There is no doubt that everything in life is relative and your sense of achievement and accomplishment is naturally also relative to or even dependent upon where you live and who you are surrounded by.
There was a time in Ireland when pulling a sparkling red three year old MPV out of the local car dealership garage, saw my sense of achievement soar and when I completed a 24 week Fetac course by night in under 16 weeks and passed with a merit, my sense of accomplishment went through the roof, who was I surrounded by you ask? Mere mortals, that’s who, people who strived to keep their heads above water (financially speaking, not sea-creatures). My place in society was once well-held, the middle rung of a long ladder.
Now living as one of c. 1.5 million expats in Qatar, the richest country in the world and the home to approximately, only 275,000 Qatari nationals, the laws of relativity are returning a less desirable rung on the ladder, the second last one. The bottom one is at breaking point stuffed with laborers from South East Asia all trying to escape exploitation and abuse and scrambling for refuge beside me on the second rung up, where all the baggage (wives and children) associated with third rung, western employees, hang out. I will point out at this stage that those on the third hung without baggage have a more secure position. I will also point out that neither will ever make it to the fourth rung, reserved the very poorest of Qatari Citizens.

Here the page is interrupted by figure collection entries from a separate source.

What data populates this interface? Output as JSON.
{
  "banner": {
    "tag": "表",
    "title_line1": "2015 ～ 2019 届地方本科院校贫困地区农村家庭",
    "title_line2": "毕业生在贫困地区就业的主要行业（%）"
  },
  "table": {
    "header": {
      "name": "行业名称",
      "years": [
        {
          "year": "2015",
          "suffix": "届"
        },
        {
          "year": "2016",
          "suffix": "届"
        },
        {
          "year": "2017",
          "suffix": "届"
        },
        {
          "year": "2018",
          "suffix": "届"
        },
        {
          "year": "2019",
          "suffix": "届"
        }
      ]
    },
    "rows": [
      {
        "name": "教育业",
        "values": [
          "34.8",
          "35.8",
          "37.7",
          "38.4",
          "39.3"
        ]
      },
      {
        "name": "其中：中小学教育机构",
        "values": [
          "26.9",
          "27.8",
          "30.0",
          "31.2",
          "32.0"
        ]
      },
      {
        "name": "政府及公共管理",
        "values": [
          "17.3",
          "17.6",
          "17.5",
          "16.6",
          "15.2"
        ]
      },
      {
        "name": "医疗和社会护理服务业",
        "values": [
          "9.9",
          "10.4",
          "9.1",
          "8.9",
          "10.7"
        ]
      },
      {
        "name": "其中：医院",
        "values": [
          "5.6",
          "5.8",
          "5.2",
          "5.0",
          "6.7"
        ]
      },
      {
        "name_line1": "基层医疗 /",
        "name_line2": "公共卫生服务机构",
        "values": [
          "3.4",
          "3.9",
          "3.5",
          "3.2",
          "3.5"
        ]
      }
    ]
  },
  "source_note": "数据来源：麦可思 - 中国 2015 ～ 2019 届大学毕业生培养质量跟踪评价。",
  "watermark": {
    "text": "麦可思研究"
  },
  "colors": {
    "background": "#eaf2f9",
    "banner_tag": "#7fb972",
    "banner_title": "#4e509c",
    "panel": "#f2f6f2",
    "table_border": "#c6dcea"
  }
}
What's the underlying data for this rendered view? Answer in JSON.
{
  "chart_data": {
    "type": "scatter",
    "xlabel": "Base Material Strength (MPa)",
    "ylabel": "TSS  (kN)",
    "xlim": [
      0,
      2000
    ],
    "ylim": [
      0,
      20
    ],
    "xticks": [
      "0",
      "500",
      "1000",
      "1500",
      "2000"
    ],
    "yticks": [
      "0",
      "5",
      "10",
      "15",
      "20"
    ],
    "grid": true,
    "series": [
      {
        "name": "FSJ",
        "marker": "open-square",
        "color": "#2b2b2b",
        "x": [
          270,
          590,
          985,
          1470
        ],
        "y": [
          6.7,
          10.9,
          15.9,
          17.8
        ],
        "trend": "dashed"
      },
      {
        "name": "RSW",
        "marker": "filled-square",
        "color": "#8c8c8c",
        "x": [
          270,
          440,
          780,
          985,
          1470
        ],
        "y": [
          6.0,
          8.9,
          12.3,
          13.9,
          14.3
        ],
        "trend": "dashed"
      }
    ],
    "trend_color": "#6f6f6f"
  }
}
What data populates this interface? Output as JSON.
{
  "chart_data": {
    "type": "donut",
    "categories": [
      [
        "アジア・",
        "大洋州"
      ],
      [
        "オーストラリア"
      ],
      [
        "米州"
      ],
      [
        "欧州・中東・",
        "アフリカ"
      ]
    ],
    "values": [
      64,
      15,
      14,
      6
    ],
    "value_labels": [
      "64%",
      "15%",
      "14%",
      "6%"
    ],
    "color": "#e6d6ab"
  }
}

The ladder runs like so in Qatar with the top rung home to the 14% of the Qatari households that are millionaires. Herein lies the problem. How is it possible to hold yourself in palatable esteem when those around you are steeped in diamonds? How can we derive any satisfaction from a Nissan X-Trail when it’s surrounded by Range Rovers and Porsches? How can we in all earnesty pat the seat of our new IKEA sofa in satisfaction when the neighbours had theirs delivered from Venice? (along with matching mirror inlay side tables).
This is where the work begins, you teach your children about value, integrity, dignity, self-respect, fine art and all things that money can’t buy. (NOTE: this piece was written prior to a Gauguin being sold for 300,000,000 to a Qatari). Just when you’re at the point that you’re almost gagging on your own smugness at having nothing material, your child gets an invite to a Qatari Party (Note: Invitee, 15, curfew 9 at latest, budget, none). What do you do?
It’s a Qatari girl’s party in the ballroom of the 6 star hotel with dinner and entertainment included. From six o’clock to eleven, its way past standard curfew but these are exceptional circumstances so all rules are off the table. Faster than you can say ‘get on that moneywagon girl’ you stuff two hundred riyals into your little girls hand and hope she wings an invitation for the whole family next time. Your little girl, casts her converse to the side and dons the dress she wore to her aunts wedding in summer. Through rush hour traffic, the other side of the city you deliver her to the door of the ballroom, hoping to satisfy the real-life Arabian princess.
A line of maids await to accompany your child to the ballroom where the Qatari family can ooh and ahh and enjoy with mild amusement the company and presence of westerners and guess what, we’re delighted! Like jesters for the king, we pirouette and prance at their every whim. We flutter and blink and wear massive beams across our faces like we’re dolls that’s been wound up for the night and when it comes time to go home we hop into the hired Nissan X-Trail, as elegantly as if it were a limousine.
Value, integrity and dignity fade as quick as my false beaming smile and my place on the second last rung in Qatar never seemed so bleak. Never was it more blatantly obvious the difference between the classes but it was never more eloquently displayed, just how money can buy everything.